Tra i documenti conservati nelle sue sale spicca l’autografo del Giuramento della Giovine Italia, il cui testo impreziosisce anche la facciata dell’edificio. Oltre al museo, l’istituto comprende una biblioteca e un archivio di grande valore e ospita iniziative culturali aperte alla cittadinanza, coniugando la memoria storica con i linguaggi contemporanei.
La conferma dello status regionale arriva alla vigilia di un anniversario importante: nel 2027 la Domus Mazziniana celebrerà infatti i suoi primi 75 anni.
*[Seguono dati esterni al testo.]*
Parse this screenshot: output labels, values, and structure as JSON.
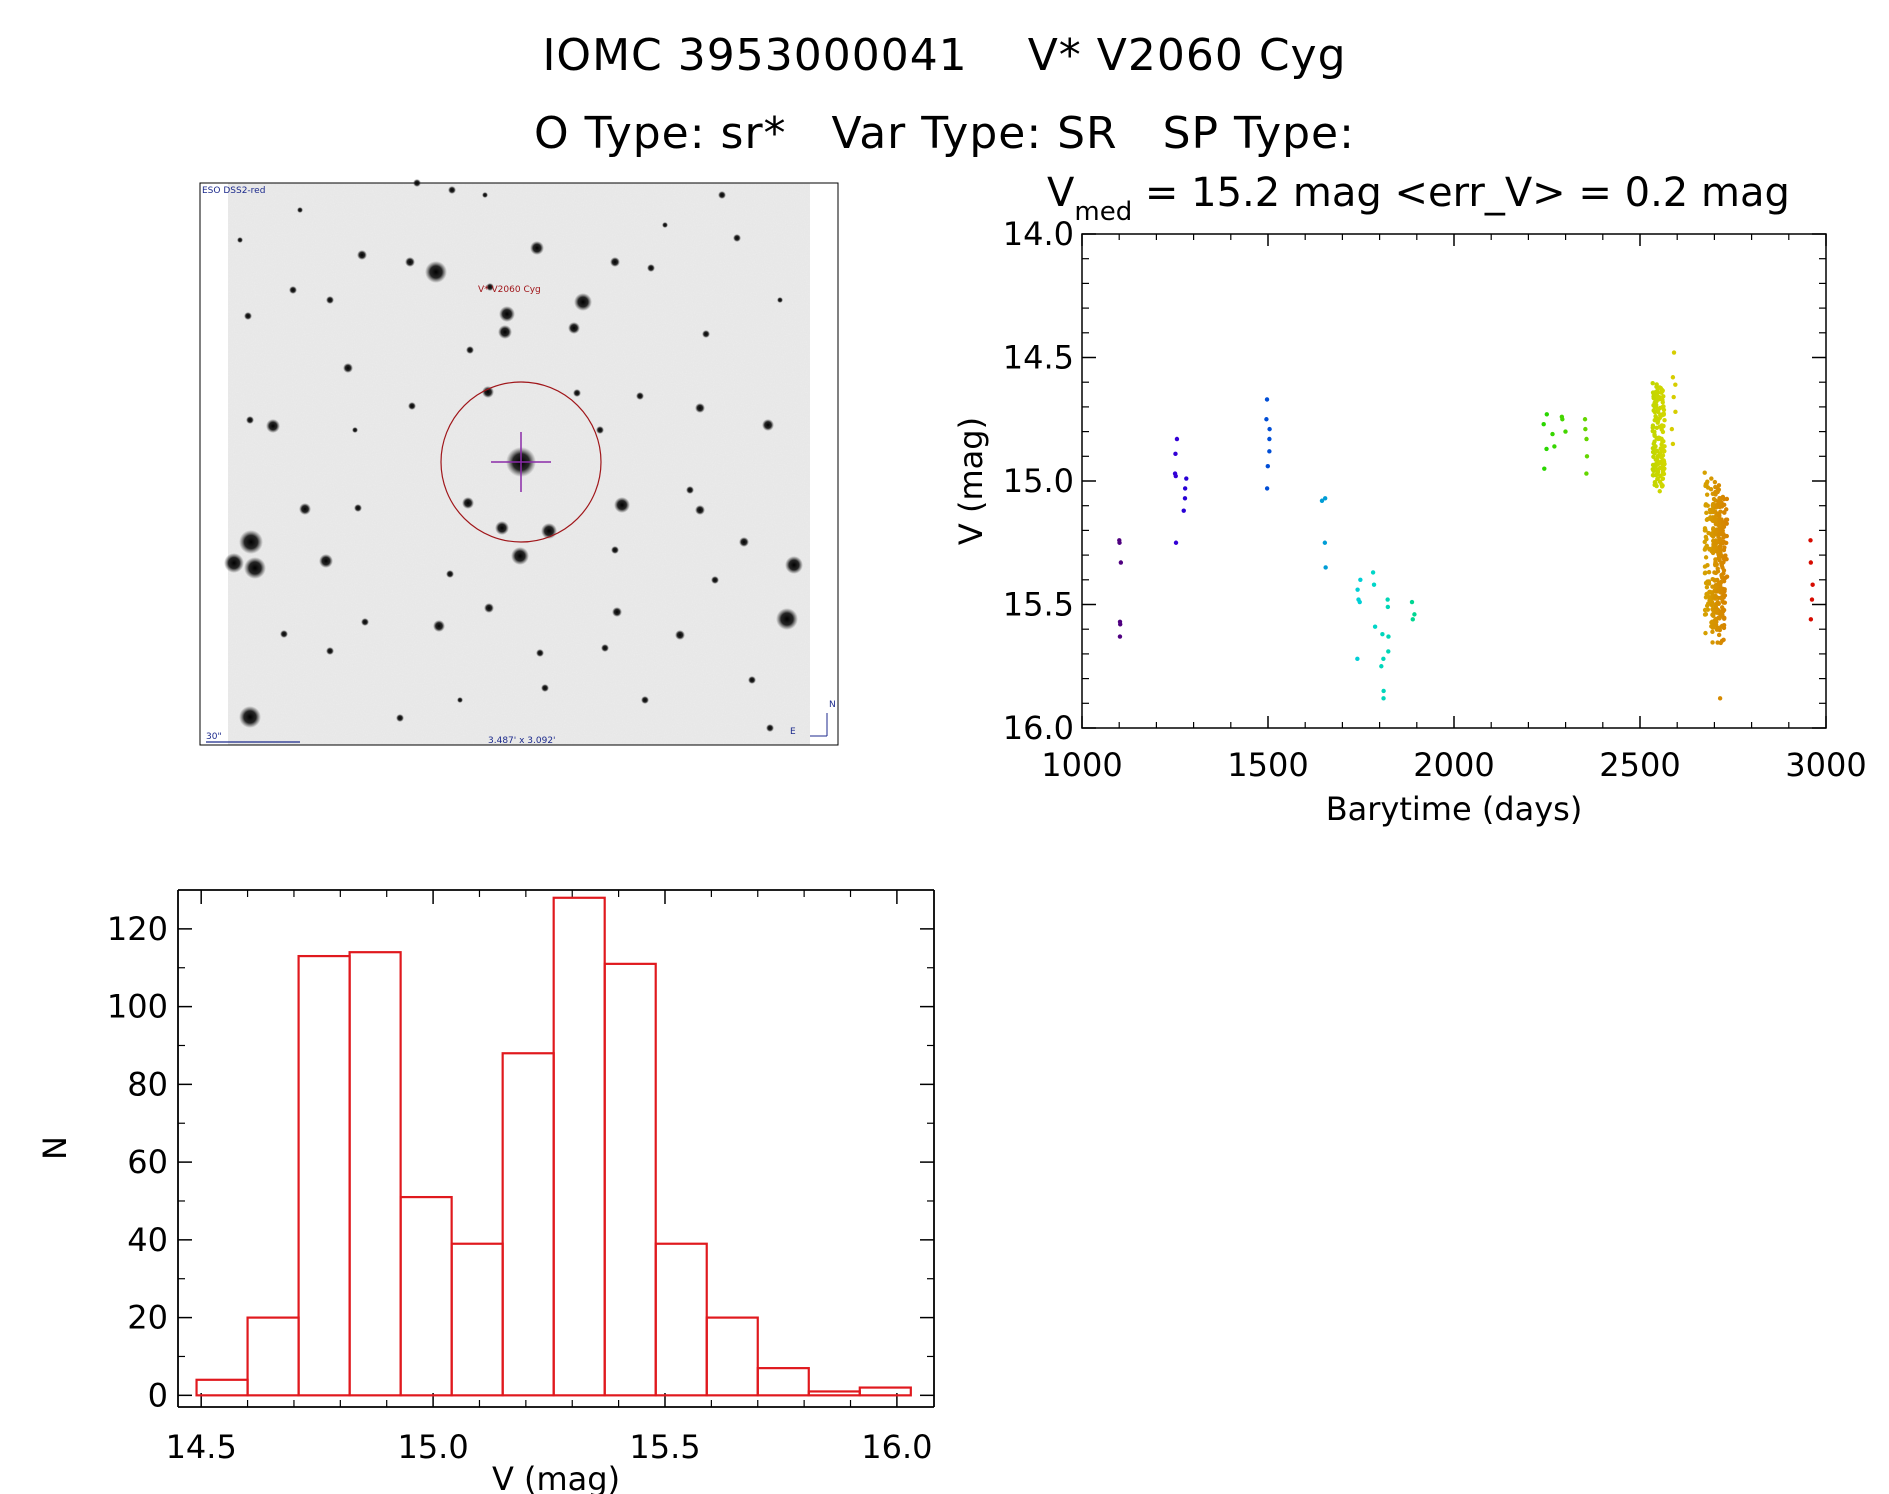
{
  "header": {
    "object_id": "IOMC 3953000041",
    "object_name": "V* V2060 Cyg",
    "o_type": "O Type: sr*",
    "var_type": "Var Type: SR",
    "sp_type": "SP Type:"
  },
  "finder": {
    "survey_label": "ESO DSS2-red",
    "target_label": "V* V2060 Cyg",
    "scale_label": "30\"",
    "fov_label": "3.487' x 3.092'",
    "compass_n": "N",
    "compass_e": "E"
  },
  "colors": {
    "histogram": "#e0191e",
    "finder_circle": "#a0161a",
    "finder_cross": "#8a2ba8",
    "finder_text": "#1c2a8c"
  },
  "chart_data": [
    {
      "type": "scatter",
      "subtitle_prefix": "V",
      "subtitle_sub": "med",
      "subtitle_rest": " = 15.2 mag <err_V> = 0.2 mag",
      "xlabel": "Barytime (days)",
      "ylabel": "V (mag)",
      "xlim": [
        1000,
        3000
      ],
      "ylim": [
        16.0,
        14.0
      ],
      "y_inverted": true,
      "x_ticks": [
        1000,
        1500,
        2000,
        2500,
        3000
      ],
      "y_ticks": [
        "14.0",
        "14.5",
        "15.0",
        "15.5",
        "16.0"
      ],
      "color_by": "time (rainbow)",
      "groups": [
        {
          "x": 1100,
          "y": [
            15.25,
            15.24,
            15.33,
            15.57,
            15.58,
            15.63
          ]
        },
        {
          "x": 1255,
          "y": [
            14.83,
            14.89,
            14.97,
            14.98,
            15.25
          ]
        },
        {
          "x": 1275,
          "y": [
            14.99,
            15.03,
            15.07,
            15.12
          ]
        },
        {
          "x": 1500,
          "y": [
            14.67,
            14.75,
            14.79,
            14.83,
            14.88,
            14.94,
            15.03
          ]
        },
        {
          "x": 1650,
          "y": [
            15.07,
            15.08,
            15.25,
            15.35
          ]
        },
        {
          "x": 1745,
          "y": [
            15.4,
            15.44,
            15.48,
            15.49,
            15.72
          ]
        },
        {
          "x": 1785,
          "y": [
            15.37,
            15.42,
            15.59
          ]
        },
        {
          "x": 1810,
          "y": [
            15.62,
            15.72,
            15.75,
            15.85,
            15.88
          ]
        },
        {
          "x": 1820,
          "y": [
            15.48,
            15.51,
            15.63,
            15.69
          ]
        },
        {
          "x": 1890,
          "y": [
            15.49,
            15.54,
            15.56
          ]
        },
        {
          "x": 2245,
          "y": [
            14.73,
            14.77,
            14.87,
            14.95
          ]
        },
        {
          "x": 2270,
          "y": [
            14.81,
            14.86
          ]
        },
        {
          "x": 2295,
          "y": [
            14.74,
            14.75,
            14.8
          ]
        },
        {
          "x": 2355,
          "y": [
            14.75,
            14.79,
            14.83,
            14.9,
            14.97
          ]
        },
        {
          "x": 2550,
          "y_range": [
            14.57,
            15.06
          ],
          "count": 160
        },
        {
          "x": 2590,
          "y": [
            14.48,
            14.58,
            14.61,
            14.66,
            14.72,
            14.79,
            14.85
          ]
        },
        {
          "x": 2690,
          "y_range": [
            14.9,
            15.65
          ],
          "count": 110
        },
        {
          "x": 2710,
          "y_range": [
            15.0,
            15.7
          ],
          "count": 110
        },
        {
          "x": 2718,
          "y_range": [
            15.0,
            15.68
          ],
          "count": 110
        },
        {
          "x": 2718,
          "y": [
            15.88
          ]
        },
        {
          "x": 2960,
          "y": [
            15.24,
            15.33,
            15.42,
            15.48,
            15.56
          ]
        }
      ]
    },
    {
      "type": "bar",
      "style": "histogram-outline",
      "xlabel": "V (mag)",
      "ylabel": "N",
      "xlim": [
        14.45,
        16.08
      ],
      "ylim": [
        -3,
        130
      ],
      "x_ticks": [
        "14.5",
        "15.0",
        "15.5",
        "16.0"
      ],
      "y_ticks": [
        "0",
        "20",
        "40",
        "60",
        "80",
        "100",
        "120"
      ],
      "bin_edges": [
        14.49,
        14.6,
        14.71,
        14.82,
        14.93,
        15.04,
        15.15,
        15.26,
        15.37,
        15.48,
        15.59,
        15.7,
        15.81,
        15.92,
        16.03
      ],
      "values": [
        4,
        20,
        113,
        114,
        51,
        39,
        88,
        128,
        111,
        39,
        20,
        7,
        1,
        2
      ],
      "categories": [
        "14.49",
        "14.60",
        "14.71",
        "14.82",
        "14.93",
        "15.04",
        "15.15",
        "15.26",
        "15.37",
        "15.48",
        "15.59",
        "15.70",
        "15.81",
        "15.92"
      ]
    }
  ]
}
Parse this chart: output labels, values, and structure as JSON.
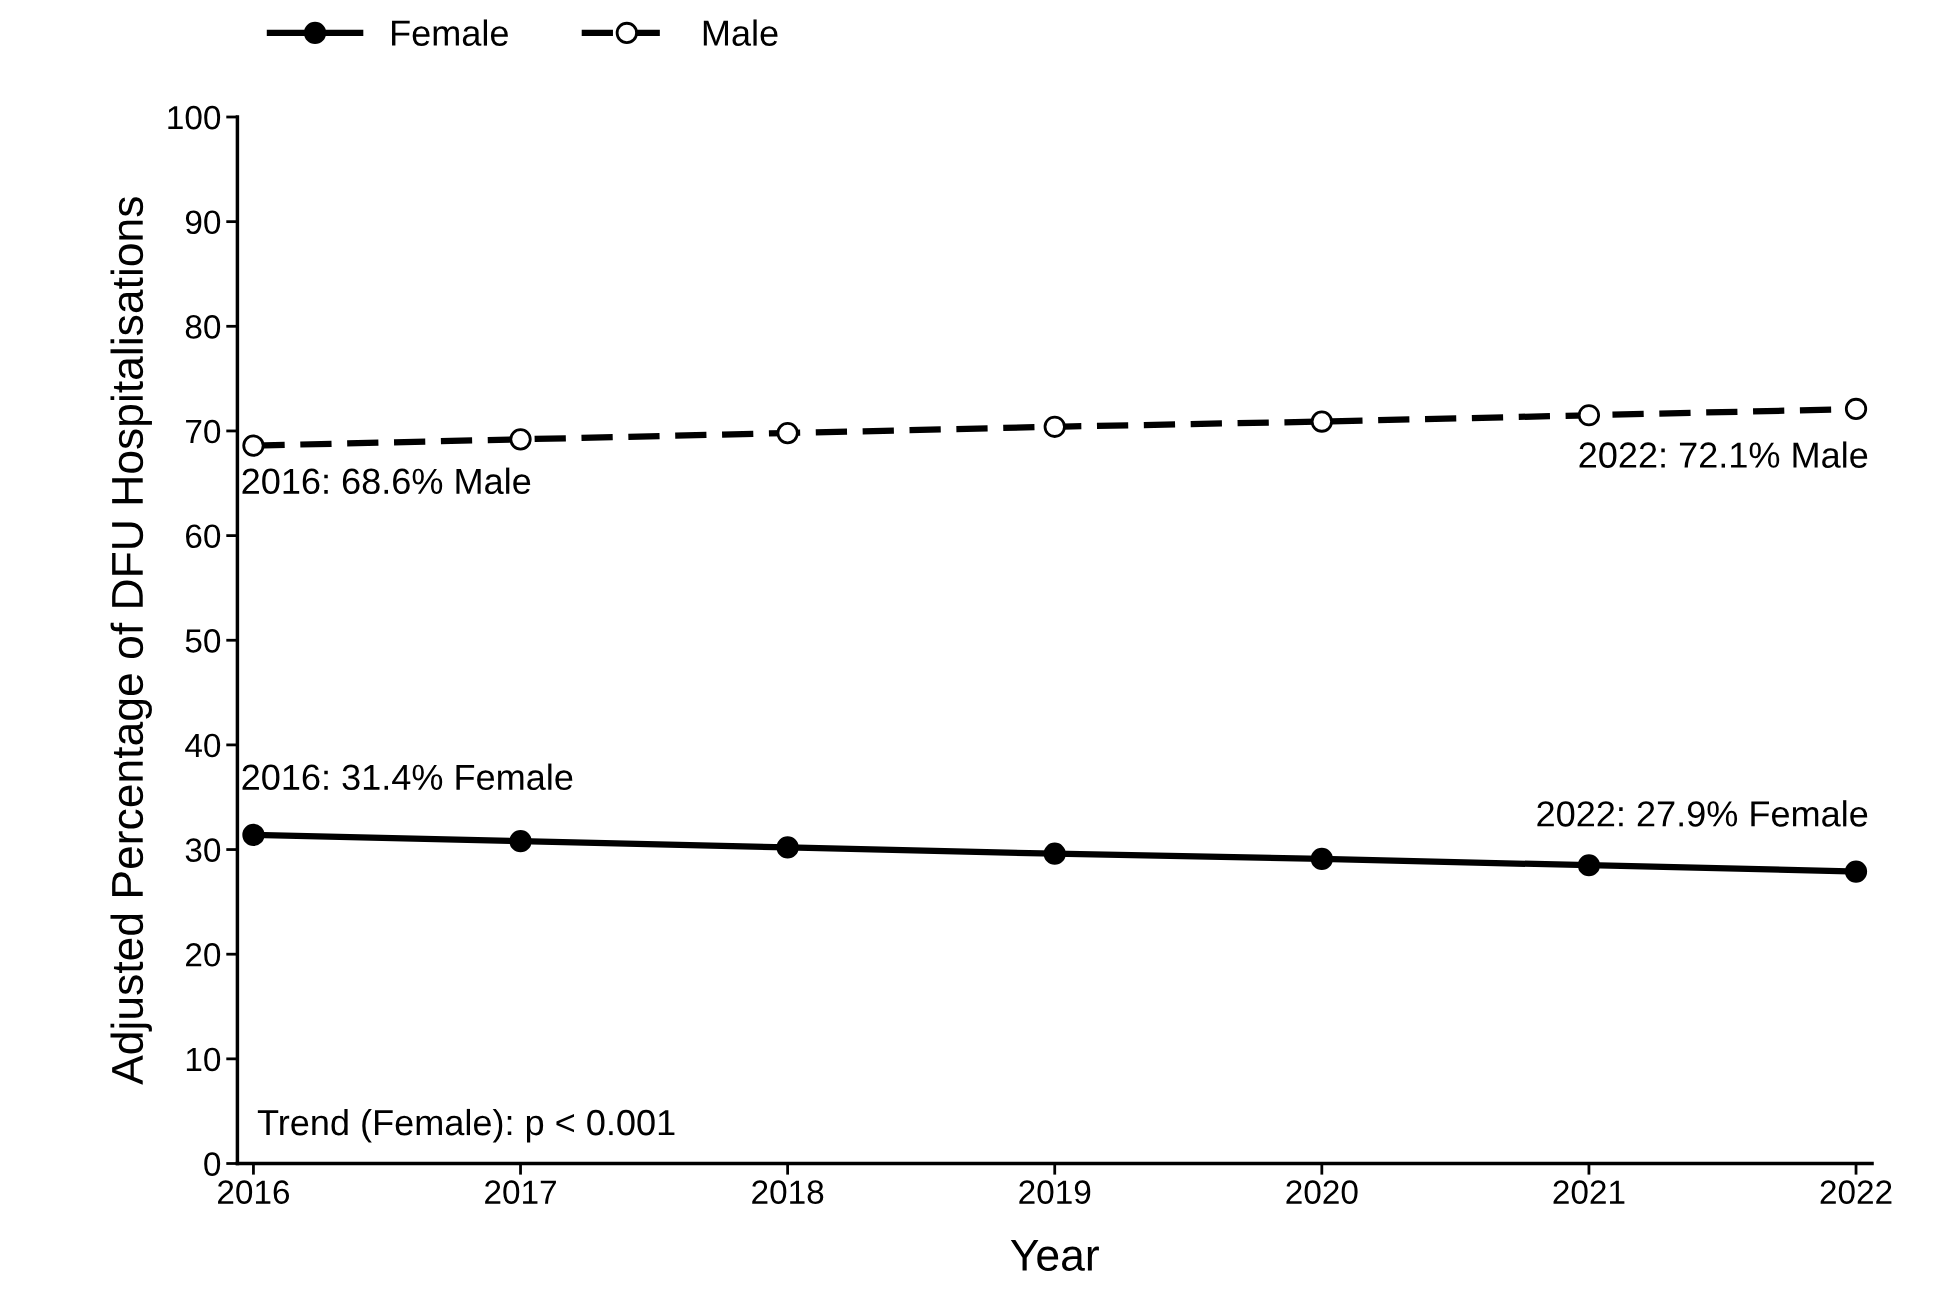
{
  "chart_data": {
    "type": "line",
    "xlabel": "Year",
    "ylabel": "Adjusted Percentage of DFU Hospitalisations",
    "x": [
      2016,
      2017,
      2018,
      2019,
      2020,
      2021,
      2022
    ],
    "series": [
      {
        "name": "Female",
        "color": "#000000",
        "line_style": "solid",
        "marker": "circle",
        "values": [
          31.4,
          30.8,
          30.2,
          29.6,
          29.1,
          28.5,
          27.9
        ]
      },
      {
        "name": "Male",
        "color": "#000000",
        "line_style": "dashed",
        "marker": "circle",
        "values": [
          68.6,
          69.2,
          69.8,
          70.4,
          70.9,
          71.5,
          72.1
        ]
      }
    ],
    "xlim": [
      2015.94,
      2022.06
    ],
    "xticks": [
      2016,
      2017,
      2018,
      2019,
      2020,
      2021,
      2022
    ],
    "ylim": [
      0,
      100
    ],
    "yticks": [
      0,
      10,
      20,
      30,
      40,
      50,
      60,
      70,
      80,
      90,
      100
    ],
    "grid": false,
    "legend": "top left",
    "annotations": [
      "2016: 68.6% Male",
      "2022: 72.1% Male",
      "2016: 31.4% Female",
      "2022: 27.9% Female",
      "Trend (Female): p < 0.001"
    ]
  }
}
«Questo riconoscimento certifica la qualità del lavoro quotidiano svolto dalla Domus e da tutte le professionalità che vi operano – dichiara il presidente dell’istituto Paolo Mancarella –. È un risultato frutto della splendida sinergia con gli atenei cittadini, a partire dall’Università, e con gli enti locali, dalla Regione alla Provincia fino al Comune, testimoniato anche dalla recente inclusione della Domus nei percorsi turistici della città da parte dell’assessorato al Turismo, guidato da Paolo Pesciatini, che è anche membro del consiglio di amministrazione della stessa Domus».
Un riconoscimento che richiama anche le parole dell’assessora regionale alla Cultura Cristina Manetti, che ha definito la Domus Mazziniana «uno scrigno prezioso, piccolo ma pieno di gioielli».